Казалось, что прошла целая вечность, но через несколько минут все ушли: немцы, мама, отец, Милош…
Лена достала из сумочки вышитый носовой платочек и промокнула глаза.
– Мне очень жаль, – сказала Кэтрин.
Лена кивнула:
– Это было очень давно, но все же…
– Они были прямо под вами, обыскивали кладовую и не заметили дверь на чердак? – удивился Лиам.
– У нас был очень маленький чердак – даже чердаком его не назовешь, просто небольшое пространство над вторым этажом, – настолько маленький, что даже нельзя было встать в полный рост. Там и двери не было, только деревянная панель в потолке, меньше метра шириной, в маминой кладовой. Просто кусок клееной фанеры, которую нужно было отодвинуть в сторону, чтобы пролезть наверх. Если не знать, что там лаз, никогда не догадаешься. К тому же вход прикрывали мамины шляпные коробки на верхней полке.
– А как же вы забрались туда без лестницы? – удивился Лиам.
– В кладовке были полки, на которых стояли туфли и сумки.

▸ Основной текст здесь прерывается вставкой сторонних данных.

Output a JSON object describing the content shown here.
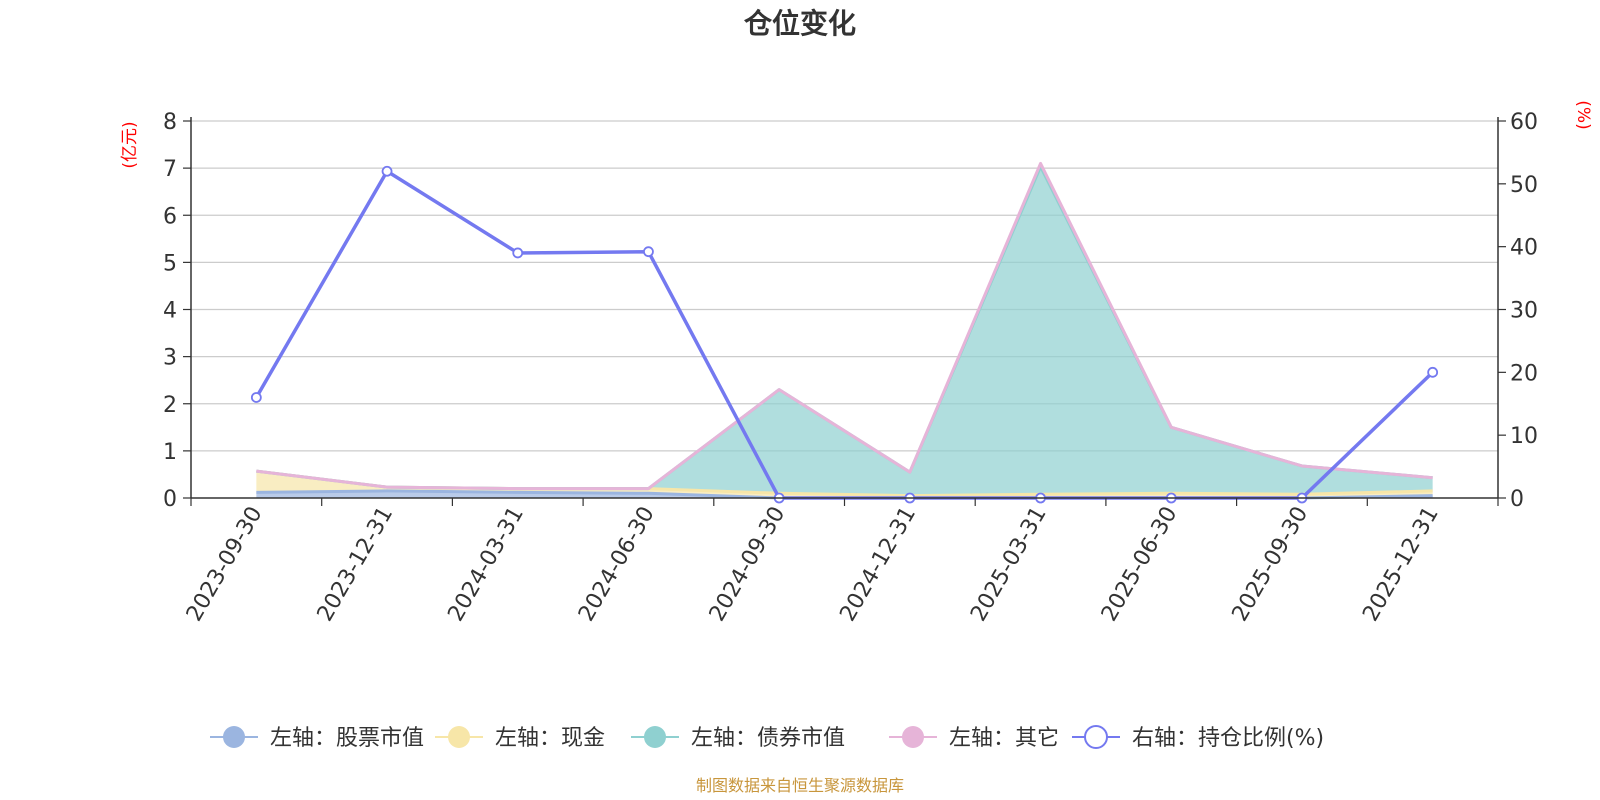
{
  "chart_data": {
    "type": "area",
    "title": "仓位变化",
    "left_unit": "(亿元)",
    "right_unit": "(%)",
    "categories": [
      "2023-09-30",
      "2023-12-31",
      "2024-03-31",
      "2024-06-30",
      "2024-09-30",
      "2024-12-31",
      "2025-03-31",
      "2025-06-30",
      "2025-09-30",
      "2025-12-31"
    ],
    "ylim_left": [
      0,
      8
    ],
    "ylim_right": [
      0,
      60
    ],
    "yticks_left": [
      "0",
      "1",
      "2",
      "3",
      "4",
      "5",
      "6",
      "7",
      "8"
    ],
    "yticks_right": [
      "0",
      "10",
      "20",
      "30",
      "40",
      "50",
      "60"
    ],
    "stacked_series": [
      {
        "name": "左轴：股票市值",
        "axis": "left",
        "color": "#9bb5e0",
        "values": [
          0.12,
          0.15,
          0.12,
          0.1,
          0.0,
          0.0,
          0.0,
          0.0,
          0.0,
          0.05
        ]
      },
      {
        "name": "左轴：现金",
        "axis": "left",
        "color": "#f7e6a8",
        "values": [
          0.45,
          0.08,
          0.08,
          0.1,
          0.1,
          0.05,
          0.08,
          0.1,
          0.08,
          0.1
        ]
      },
      {
        "name": "左轴：债券市值",
        "axis": "left",
        "color": "#8fd0d0",
        "values": [
          0.0,
          0.0,
          0.0,
          0.0,
          2.2,
          0.5,
          6.95,
          1.4,
          0.6,
          0.28
        ]
      },
      {
        "name": "左轴：其它",
        "axis": "left",
        "color": "#e6b4d8",
        "values": [
          0.0,
          0.0,
          0.0,
          0.0,
          0.0,
          0.0,
          0.07,
          0.0,
          0.0,
          0.0
        ]
      }
    ],
    "line_series": {
      "name": "右轴：持仓比例(%)",
      "axis": "right",
      "color": "#7479f0",
      "values": [
        16,
        52,
        39,
        39.2,
        0,
        0,
        0,
        0,
        0,
        20
      ]
    },
    "grid": true,
    "legend_position": "bottom"
  },
  "footer": {
    "source": "制图数据来自恒生聚源数据库"
  }
}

Взбираться было легко – хватаешься за брус и карабкаешься по полкам. Я много раз такое проделывала. Это была своего рода лестница в потайное место, где можно спрятаться.
Наступила ночь, а моя семья так и не вернулась, и я подозревала, что отец оказался прав: они сюда больше не вернутся. Конечно, я не знала, что с ними произошло, и пыталась не вешать нос. Мне кажется, что если бы я позволила себе поверить, что их куда-то выслали или убили, то впала бы в панику. Я изо всех сил цеплялась за надежду, что скоро мы снова будем вместе. Только так я смогла выстоять.

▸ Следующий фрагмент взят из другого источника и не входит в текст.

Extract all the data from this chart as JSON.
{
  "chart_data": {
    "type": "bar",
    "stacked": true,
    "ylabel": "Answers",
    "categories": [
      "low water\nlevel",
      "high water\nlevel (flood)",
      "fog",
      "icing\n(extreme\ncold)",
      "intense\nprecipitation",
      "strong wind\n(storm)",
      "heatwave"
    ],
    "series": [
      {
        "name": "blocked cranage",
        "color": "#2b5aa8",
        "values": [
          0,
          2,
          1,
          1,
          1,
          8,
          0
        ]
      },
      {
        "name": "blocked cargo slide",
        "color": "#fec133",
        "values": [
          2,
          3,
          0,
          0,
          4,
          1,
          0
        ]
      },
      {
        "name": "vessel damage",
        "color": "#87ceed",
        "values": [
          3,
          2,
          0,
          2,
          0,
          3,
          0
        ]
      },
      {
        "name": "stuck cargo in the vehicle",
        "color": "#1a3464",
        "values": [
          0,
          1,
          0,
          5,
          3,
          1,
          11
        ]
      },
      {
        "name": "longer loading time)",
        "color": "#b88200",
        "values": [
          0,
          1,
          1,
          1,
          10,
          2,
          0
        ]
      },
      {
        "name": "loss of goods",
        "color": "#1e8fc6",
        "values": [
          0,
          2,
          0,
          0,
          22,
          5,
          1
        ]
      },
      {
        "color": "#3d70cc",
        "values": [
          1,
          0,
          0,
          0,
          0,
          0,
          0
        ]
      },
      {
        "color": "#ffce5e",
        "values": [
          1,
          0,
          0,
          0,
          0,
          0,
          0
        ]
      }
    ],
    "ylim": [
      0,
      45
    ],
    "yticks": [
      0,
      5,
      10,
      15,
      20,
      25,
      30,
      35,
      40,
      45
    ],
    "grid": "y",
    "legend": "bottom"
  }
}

Помню свою первую ночь в одиночестве. Я свернулась калачиком, но не сомкнула глаз и бóльшую часть ночи проплакала. Я была напугана тем, что осталась одна, боялась тех, кто забрал моих родных, меня страшила неизвестность… Я лежала на чердаке, прислушиваясь к тишине. Жутко! В нашем доме никогда не было такой гробовой тишины. Простые звуки повседневной жизни: шаги в коридоре, кипящая на плите кастрюля, льющаяся в душе вода, Милош, играющий гаммы, скрип двери – шумы дома, в котором живут люди. В тот день здесь царила гробовая тишина – только вой ветра за окном и прыжки белки по крыше.

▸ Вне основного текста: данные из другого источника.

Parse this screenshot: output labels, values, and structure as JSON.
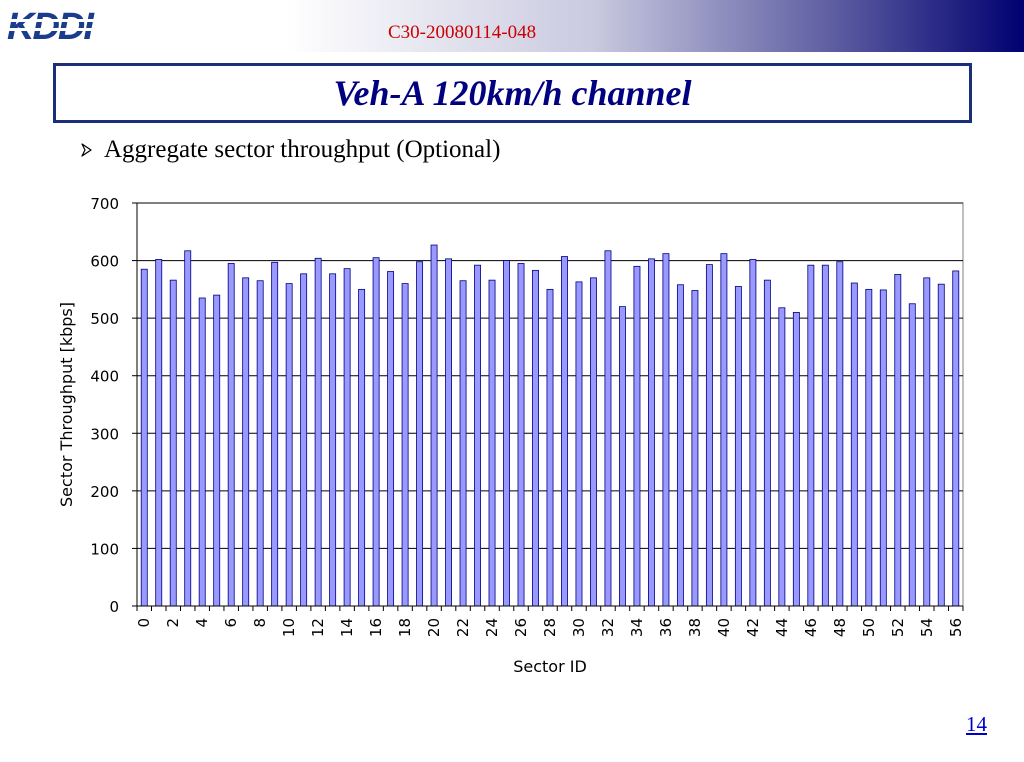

Мне очень хотелось есть и пить, но я боялась спускаться и решила дождаться, пока снова стемнеет. Был март, и солнце раньше шести не садилось. Но потом голод стал нестерпимым, захотелось в туалет. Я тихонько отодвинула панель и спустилась в кладовку.
Дом тонул в темноте – ни одна лампочка не горела. Я спустилась по лестнице, прижимаясь к стене, чтобы меня нельзя было заметить с улицы через окно. Сначала воспользовалась ванной, потом решила заглянуть в кухню. По гостиной метались тени, и я боялась, что кто-то с улицы может меня увидеть, поэтому передвигалась чуть ли не ползком.
Посреди гостиной я наткнулась на «мазерати» Милоша. Коляска была разбита и погнута, как будто один из этих ублюдков раздавил ее. На полу валялась туфля Милоша. Меня словно под дых ударили. Они выволокли его из дому в одной туфле. Бедный малыш! Я села и расплакалась.
– Почему люди так жестоки? – Лена посмотрела на Кэтрин. – Семьдесят лет прошло, а я до сих пор не получила ответа.
– Его не знает никто, – ответила та.